Magic Land Théâtre



LES GRANDES ETAPES DE L’HISTOIRE DE LA COMPAGNIE : 

  • Eté 68 : d’Avignon à Ibiza

Image d’épinal : à l’été 1968, Patrick Chaboud débarque, sac au dos et guitare à la main, au Festival d’Avignon. En marge des gens de théâtre qu’il ne côtoie pas encore, il rencontre Michaël Laub et Didier Lapalus (aujourd’hui metteur en scène et photographe de presse) qui deviennent ses compagnons de route. A la fin de l’été, ils partent pour l’Angleterre. Londres c’est alors l’éclosion de la hip generation, du mouvement psychédélique et des grands festivals comme l’île de Wight. Assoiffés de lumière, ils continuent leur route et se rendent à Ibiza. Étrange cohabitation entre les locaux, les hippies et la guardia civil, l’aventure se termine par une expulsion. Ils retournent alors à Londres où ils décident de repartir, vers la Suède cette fois.

  • de 1970 à 1974 : Stockholm

Un groupe se consolide, ce n’est pas encore une communauté mais un squat auto-géré où cohabitent des voyageurs et voyageuses de tous pays (babas cools, premiers écolos, déraciné.e.s, réfugié.e.s politiques ou déserteurs du Vietnam et des étudiant.e.s gauchistes suédois.e.s). Yves Gaillard rencontre Patrick Chaboud, c’est un des premiers compagnons du Magic land. La Suède et son système social trop proche de big brother finit par épuiser ces libertaires. Avec Michaël, Patrick part alors pour l’Israël, comme volontaire dans un Kibboutz.

  • En 1974 : le kibboutz

C’est le grand virage de la vie de Patrick Chaboud. Il découvre là ce qu’il cherchait : un collectivisme pratique, loin des théories, un idéal de vie, une vraie solidarité, un partage, une rotation des tâches et des moyens… Il y restera huit mois et cette expérience sera la base fondatrice du Magic land théâtre. Contraint à se convertir ou à faire sans cesse des aller-retours pour renouveler son visa, Patrick s’en va à contrecœur et avec l’ambition de recréer cette expérience en Europe.

  • En 1975 : la naissance du Magic land dans les Pyrénées françaises

De retour en Suède, il raconte le kibboutz et crée avec ses compagnons “The Magic land commune”, le Magic land était officiellement né. Plus de 12 nationalités s’y retrouvent, le groupe prend alors la route vers Avignon. Patrick veut réunir mais il se rend vite compte que beaucoup de pseudo-marginaux auxquels ils s’adressent ne sont pas prêts pour la grande aventure collective. Odile Serve les rejoint. Elle jouera un rôle crucial dans l’aventure de la compagnie. La troupe se déplace et ne trouve pas de terre d’accueil. Jusqu’au jour où le maire communiste de Buzan, dans les Pyrénées, leur propose un presbytère vide. Enfin, un socle. L’expérience suédoise s’est éteinte mais l’expérience française peut commencer. 

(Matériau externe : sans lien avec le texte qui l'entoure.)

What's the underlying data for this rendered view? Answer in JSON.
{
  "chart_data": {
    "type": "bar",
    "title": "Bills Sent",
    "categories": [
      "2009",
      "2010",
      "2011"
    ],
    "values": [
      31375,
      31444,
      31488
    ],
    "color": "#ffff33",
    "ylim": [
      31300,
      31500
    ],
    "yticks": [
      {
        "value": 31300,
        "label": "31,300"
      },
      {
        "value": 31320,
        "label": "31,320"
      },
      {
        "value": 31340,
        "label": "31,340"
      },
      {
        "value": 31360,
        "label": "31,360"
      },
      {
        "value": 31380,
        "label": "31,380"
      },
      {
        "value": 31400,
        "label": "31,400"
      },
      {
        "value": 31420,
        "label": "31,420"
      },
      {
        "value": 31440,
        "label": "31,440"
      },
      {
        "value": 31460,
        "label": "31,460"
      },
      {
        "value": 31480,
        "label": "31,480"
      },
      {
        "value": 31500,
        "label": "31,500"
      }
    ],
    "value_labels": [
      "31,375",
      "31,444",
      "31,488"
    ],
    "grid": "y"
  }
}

Le groupe vit de la vente de marionnettes et du potager. Fatigué de l’isolement, c’est Lyon qui ouvre ses bras pour une année. C’est là que le collectif choisit d’utiliser les marionnettes plutôt que de les vendre : le premier spectacle voit le jour et s’intitule “Le peuple du soleil”. De retour en Ariège, c’est Dominique Kérignard qui rejoint le groupe et le marquera pour toujours. La vie communautaire s’écoule : rude et bouleversante, Patrick Chaboud en parle encore aujourd’hui comme des plus belles années. L’argent individuel n’existe pas, la survie de chacun, chacune, dépend du groupe. Les spectacles de marionnettes continuent et c’est à Avignon, lors du festival de 1975 que la rencontre avec Karine Salkin, belge expatriée, change la destinée. Elle leur propose d’organiser une tournée en Belgique. Elle sera splendide (même si financièrement, le franc belge valant moins que le franc français, ils et elles se rendront compte un peu tard qu’ils n’ont rien gagné). Ils et elles vont ensuite de festival en festival. Mais dans les Pyrénées, de nombreuses communautés s’installent et cela gêne les pouvoirs locaux. Le groupe est contraint de partir. Vu la tournée belge réalisée avec succès, c’est enfin Bruxelles qui leur tend les bras.